We’d been in there about a minute when our daughter announced, “I unlocked the desk.” She told us how she thought of the numbers it might be, tried it, and found her first guess was correct. I’m still amazed. (We found, among other things, that although it’s an 1830s historical village, they’ve secretly hidden a telephone in the desk.)
We found a lock-box in a storage unit that used to belong to my wife’s sorority. The only thing left in there was that and the man that owned it called her to come get it because she was the contact back when. They hadn’t been in there or paid for it in months, so she brought it home and I sat down, starting at 000. Took my about 45 minutes. It’s kind of the easiest way (at least in my experience…)

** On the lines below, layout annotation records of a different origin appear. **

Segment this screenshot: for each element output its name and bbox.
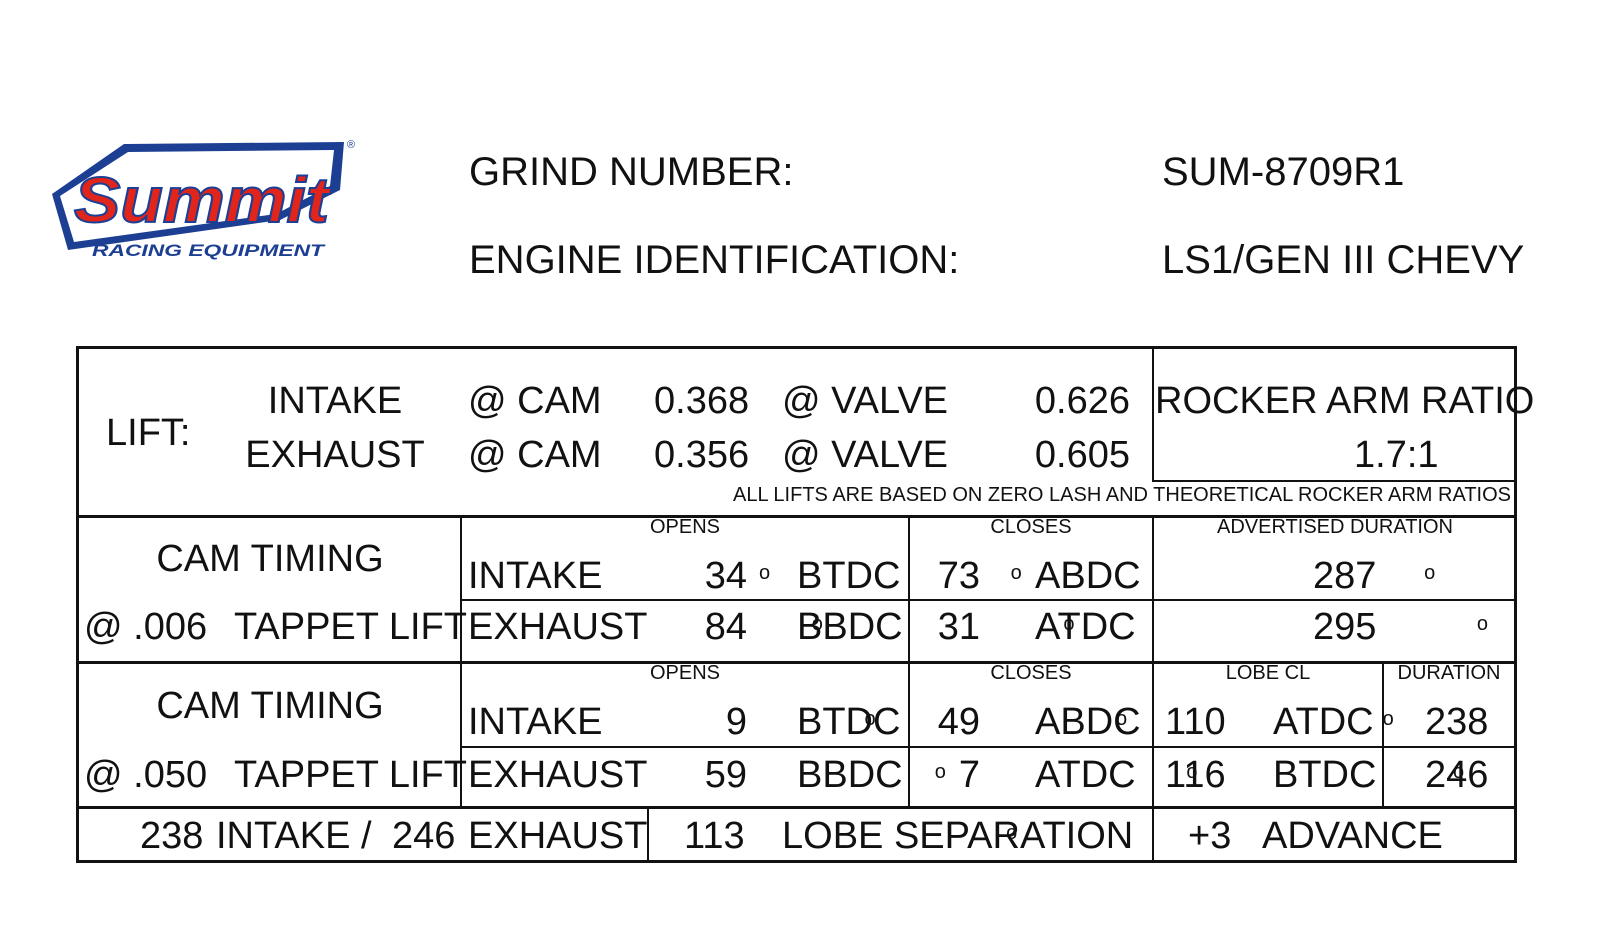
summary-intake-duration: 238 [140,815,204,857]
summit-racing-logo: Summit RACING EQUIPMENT ® [52,139,355,260]
timing050-title: CAM TIMING [156,685,384,727]
timing006-exhaust-label: EXHAUST [468,606,648,648]
timing050-intake-open-ref: BTDC [797,701,901,743]
table-border-left [76,346,79,863]
exhaust-valve-lift: 0.605 [1034,434,1130,476]
timing006-intake-open-ref: BTDC [797,555,901,597]
timing050-exhaust-lobe-ref: BTDC [1273,754,1377,796]
timing006-exhaust-close-ref: ATDC [1035,606,1136,648]
grind-number-label: GRIND NUMBER: [469,150,794,194]
rocker-bottom [1152,480,1516,482]
degree-mark: o [1186,761,1198,783]
exhaust-at-cam: @ CAM [468,434,602,476]
timing006-title: CAM TIMING [156,538,384,580]
timing006-exhaust-open: 84 [704,606,747,648]
degree-mark: o [811,613,823,635]
summary-advance-text: ADVANCE [1262,815,1443,857]
degree-mark: o [1382,708,1394,730]
closes-duration-divider [1152,515,1154,863]
timing006-intake-close: 73 [937,555,980,597]
lobe-duration-divider [1382,661,1384,808]
rocker-divider [1152,346,1154,482]
timing050-row-divider [460,746,1516,748]
exhaust-at-valve: @ VALVE [782,434,949,476]
timing050-exhaust-duration: 246 [1425,754,1489,796]
degree-mark: o [864,708,876,730]
degree-mark: o [1452,761,1465,783]
timing050-duration-header: DURATION [1397,662,1501,684]
logo-wordmark: Summit [74,164,332,236]
degree-mark: o [1006,822,1018,844]
degree-mark: o [1424,562,1436,584]
timing006-at-lift: @ .006 [84,606,208,648]
table-border-bottom [76,860,1517,863]
timing050-exhaust-lobe: 116 [1165,754,1226,796]
degree-mark: o [1476,613,1489,635]
timing050-bottom [76,806,1517,809]
intake-at-valve: @ VALVE [782,380,949,422]
grind-number-value: SUM-8709R1 [1162,150,1405,194]
timing006-intake-open: 34 [704,555,747,597]
table-border-top [76,346,1517,349]
summary-exhaust-text: EXHAUST [468,815,648,857]
lift-label: LIFT: [106,412,191,454]
degree-mark: o [1116,708,1128,730]
timing006-exhaust-close: 31 [937,606,980,648]
timing006-intake-duration: 287 [1313,555,1377,597]
timing050-intake-close: 49 [937,701,980,743]
timing006-opens-header: OPENS [649,516,721,538]
lift-intake-label: INTAKE [267,380,403,422]
rocker-arm-ratio-label: ROCKER ARM RATIO [1155,380,1535,422]
engine-identification-value: LS1/GEN III CHEVY [1162,238,1525,282]
logo-tagline: RACING EQUIPMENT [92,241,326,260]
timing050-intake-close-ref: ABDC [1035,701,1141,743]
timing050-intake-lobe-ref: ATDC [1273,701,1374,743]
timing050-exhaust-open: 59 [704,754,747,796]
timing050-intake-label: INTAKE [468,701,603,743]
summary-lobe-separation: 113 [684,815,745,857]
timing050-intake-lobe: 110 [1165,701,1226,743]
timing050-tappet: TAPPET LIFT [234,754,467,796]
summary-advance: +3 [1188,815,1232,857]
summary-divider [647,806,649,862]
engine-identification-label: ENGINE IDENTIFICATION: [469,238,960,282]
timing050-at-lift: @ .050 [84,754,208,796]
timing050-exhaust-close-ref: ATDC [1035,754,1136,796]
timing050-intake-open: 9 [725,701,747,743]
timing050-opens-header: OPENS [649,662,721,684]
summary-lobe-separation-text: LOBE SEPARATION [782,815,1134,857]
degree-mark: o [759,562,771,584]
timing006-exhaust-duration: 295 [1313,606,1377,648]
summary-intake-text: INTAKE / [216,815,372,857]
timing050-lobe-header: LOBE CL [1225,662,1311,684]
intake-valve-lift: 0.626 [1034,380,1130,422]
timing050-exhaust-label: EXHAUST [468,754,648,796]
timing006-closes-header: CLOSES [990,516,1072,538]
timing006-intake-label: INTAKE [468,555,603,597]
intake-at-cam: @ CAM [468,380,602,422]
degree-mark: o [934,761,946,783]
degree-mark: o [1063,613,1075,635]
summary-exhaust-duration: 246 [392,815,456,857]
timing006-intake-close-ref: ABDC [1035,555,1141,597]
table-border-right [1514,346,1517,863]
timing006-row-divider [460,599,1516,601]
timing006-tappet: TAPPET LIFT [234,606,467,648]
exhaust-cam-lift: 0.356 [654,434,750,476]
logo-banner-inner [60,150,334,242]
timing050-exhaust-open-ref: BBDC [797,754,903,796]
rocker-arm-ratio-value: 1.7:1 [1354,434,1439,476]
intake-cam-lift: 0.368 [654,380,750,422]
lift-exhaust-label: EXHAUST [245,434,425,476]
timing050-closes-header: CLOSES [990,662,1072,684]
registered-mark: ® [347,139,355,151]
timing050-intake-duration: 238 [1425,701,1489,743]
timing006-duration-header: ADVERTISED DURATION [1217,516,1453,538]
degree-mark: o [1010,562,1022,584]
timing006-exhaust-open-ref: BBDC [797,606,903,648]
timing006-bottom [76,661,1517,664]
timing050-exhaust-close: 7 [958,754,980,796]
lift-section-bottom [76,515,1517,518]
lift-note: ALL LIFTS ARE BASED ON ZERO LASH AND THE… [733,484,1511,506]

Give it to some anal rententive kids. When I was in high school, I one time found a 4-digit combination lock, and during the lectures, I would play with it trying different combinations. At times, other kids would try combinations as well… it was eventually cracked by someone else. The funny part is, he had used some kind of silly mathematical formula to try to figure out what the combination was, and for the combination that worked, he had miscalculated. :smack:
TSA has a passkey; they can open an approved lock independent of the combination. So asking them to open the lock for you probably doesn’t help you as much as a brute-force attack on the combo would help.
If it’s the kind I have, with spinning disks, then you can sometimes just force it a bit.
Put pressure on the hasp, placing the entire lock under tension. Then start tweaking the wheels a bit. With luck, on a cheap lock, one will be stickier than the others, this is the wheel most under tension by the hasp.
Turn it bit by bit until you feel it kind-of slip into place, kinda like falling into a detent position.
This should put another wheel under tension which you can then rotate until it falls into place.